Sin embargo, con estas técnicas no se puede llegar a saber la distribución ni la densidad de genes en el genoma.
Las estimaciones de cada abordaje difieren en muchos miles de genes (entre 50000 y 150000 para el ser humano), por lo que la precisión a la que se puede llegar es muy vaga.
Genoma de orgánulos.
Viendo que había casos de segregación somática de caracteres (durante la mitosis) que no seguían las leyes de Mendel, así como caracteres que se heredaban de manera atípica (herencia materna), se llegó a la conclusión de que debía haber genes fuera de los núcleos. Efectivamente, las mitocondrias y los cloroplastos son orgánulos que tienen su propio material genético, con determinados genes exclusivos y toda la maquinaria de regulación, transcripción y traducción necesaria (con código genético propio en las mitocondrias). La actividad y replicación del genoma extranuclear son totalmente autónomas, así como la regulación, aunque en determinados casos está coordinada con el núcleo.
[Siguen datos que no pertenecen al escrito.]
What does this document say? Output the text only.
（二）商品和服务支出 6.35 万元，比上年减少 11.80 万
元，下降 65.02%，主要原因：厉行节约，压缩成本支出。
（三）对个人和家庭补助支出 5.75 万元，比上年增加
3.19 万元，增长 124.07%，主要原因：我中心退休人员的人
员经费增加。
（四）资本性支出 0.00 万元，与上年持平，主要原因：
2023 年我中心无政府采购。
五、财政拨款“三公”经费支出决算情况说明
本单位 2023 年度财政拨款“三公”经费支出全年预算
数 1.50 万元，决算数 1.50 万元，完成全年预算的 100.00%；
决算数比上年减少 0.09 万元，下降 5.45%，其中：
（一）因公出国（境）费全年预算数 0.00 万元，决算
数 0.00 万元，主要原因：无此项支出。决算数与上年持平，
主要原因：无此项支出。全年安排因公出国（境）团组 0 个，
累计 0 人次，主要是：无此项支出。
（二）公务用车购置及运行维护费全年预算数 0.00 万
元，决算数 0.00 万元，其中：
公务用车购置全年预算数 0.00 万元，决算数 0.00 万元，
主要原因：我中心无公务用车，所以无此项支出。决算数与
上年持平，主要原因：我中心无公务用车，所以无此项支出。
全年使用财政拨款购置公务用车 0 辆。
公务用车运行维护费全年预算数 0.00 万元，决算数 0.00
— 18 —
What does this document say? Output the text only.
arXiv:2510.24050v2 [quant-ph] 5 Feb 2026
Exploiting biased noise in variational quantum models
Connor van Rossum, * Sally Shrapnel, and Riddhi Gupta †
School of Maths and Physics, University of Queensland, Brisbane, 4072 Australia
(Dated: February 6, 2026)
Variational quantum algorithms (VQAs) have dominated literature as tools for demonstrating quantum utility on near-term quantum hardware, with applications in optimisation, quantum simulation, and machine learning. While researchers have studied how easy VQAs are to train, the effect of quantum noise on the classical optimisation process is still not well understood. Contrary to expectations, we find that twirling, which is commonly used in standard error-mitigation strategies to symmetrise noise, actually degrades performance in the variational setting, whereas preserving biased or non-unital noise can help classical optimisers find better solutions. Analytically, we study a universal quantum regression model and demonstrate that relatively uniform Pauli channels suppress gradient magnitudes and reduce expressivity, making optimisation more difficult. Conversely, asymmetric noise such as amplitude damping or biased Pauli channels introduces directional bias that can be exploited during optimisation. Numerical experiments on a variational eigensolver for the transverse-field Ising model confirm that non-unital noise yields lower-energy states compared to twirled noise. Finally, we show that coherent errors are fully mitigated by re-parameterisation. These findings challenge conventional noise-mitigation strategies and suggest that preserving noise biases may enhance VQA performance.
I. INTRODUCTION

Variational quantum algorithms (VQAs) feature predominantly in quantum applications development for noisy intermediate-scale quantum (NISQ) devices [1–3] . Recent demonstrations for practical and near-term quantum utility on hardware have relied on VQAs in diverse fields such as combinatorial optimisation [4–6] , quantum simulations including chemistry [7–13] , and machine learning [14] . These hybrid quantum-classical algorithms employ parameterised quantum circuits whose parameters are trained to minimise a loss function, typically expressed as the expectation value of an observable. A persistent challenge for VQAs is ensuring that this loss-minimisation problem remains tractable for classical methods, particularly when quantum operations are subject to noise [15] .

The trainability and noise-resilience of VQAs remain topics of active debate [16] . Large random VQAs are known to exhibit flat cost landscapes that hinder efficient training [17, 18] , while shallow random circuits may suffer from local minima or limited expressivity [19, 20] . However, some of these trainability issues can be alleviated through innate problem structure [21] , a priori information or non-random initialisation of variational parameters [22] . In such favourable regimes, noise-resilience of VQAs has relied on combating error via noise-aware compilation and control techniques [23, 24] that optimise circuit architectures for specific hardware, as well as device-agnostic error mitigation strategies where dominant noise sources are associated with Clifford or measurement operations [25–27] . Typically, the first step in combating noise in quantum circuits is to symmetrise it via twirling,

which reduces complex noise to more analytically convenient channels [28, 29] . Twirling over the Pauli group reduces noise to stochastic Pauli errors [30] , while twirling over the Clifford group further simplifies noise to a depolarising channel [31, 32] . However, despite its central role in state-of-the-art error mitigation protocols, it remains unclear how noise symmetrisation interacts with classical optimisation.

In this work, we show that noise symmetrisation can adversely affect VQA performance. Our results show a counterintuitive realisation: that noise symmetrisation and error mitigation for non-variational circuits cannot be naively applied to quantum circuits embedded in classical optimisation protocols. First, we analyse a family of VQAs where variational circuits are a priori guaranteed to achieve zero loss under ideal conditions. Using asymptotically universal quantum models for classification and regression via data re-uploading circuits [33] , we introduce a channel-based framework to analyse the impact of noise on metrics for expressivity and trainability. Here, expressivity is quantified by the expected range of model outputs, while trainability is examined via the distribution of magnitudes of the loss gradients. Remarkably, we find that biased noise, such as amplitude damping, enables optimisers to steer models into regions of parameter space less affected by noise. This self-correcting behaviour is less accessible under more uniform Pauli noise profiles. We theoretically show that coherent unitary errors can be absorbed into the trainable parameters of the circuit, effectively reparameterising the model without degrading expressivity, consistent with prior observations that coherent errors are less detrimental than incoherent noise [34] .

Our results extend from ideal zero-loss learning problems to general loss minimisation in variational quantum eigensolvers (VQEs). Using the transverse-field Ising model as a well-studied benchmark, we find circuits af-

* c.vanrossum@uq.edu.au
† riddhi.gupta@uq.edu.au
Se pueden establecer árboles filogenéticos para cada orgánulo, habiéndose considerado una tasa de mutación de un 2 a 4% cada millón de años, que representa unas diez veces más que la correspondiente al genoma nuclear. La tasa total de divergencia del ADN mitocondrial humano es de 0,57%, y proviene de una mujer que vivía en África hace unos 200000 años.
Mitocondrias.
El genoma mitocondrial humano (ADNmt) consta de 5 a 10 copias de un solo cromosoma circular cerrado de 16596 pb, que codifica para 13 proteínas de la cadena de transporte electrónico y todos los ARNr y ARNt necesarios para la traducción.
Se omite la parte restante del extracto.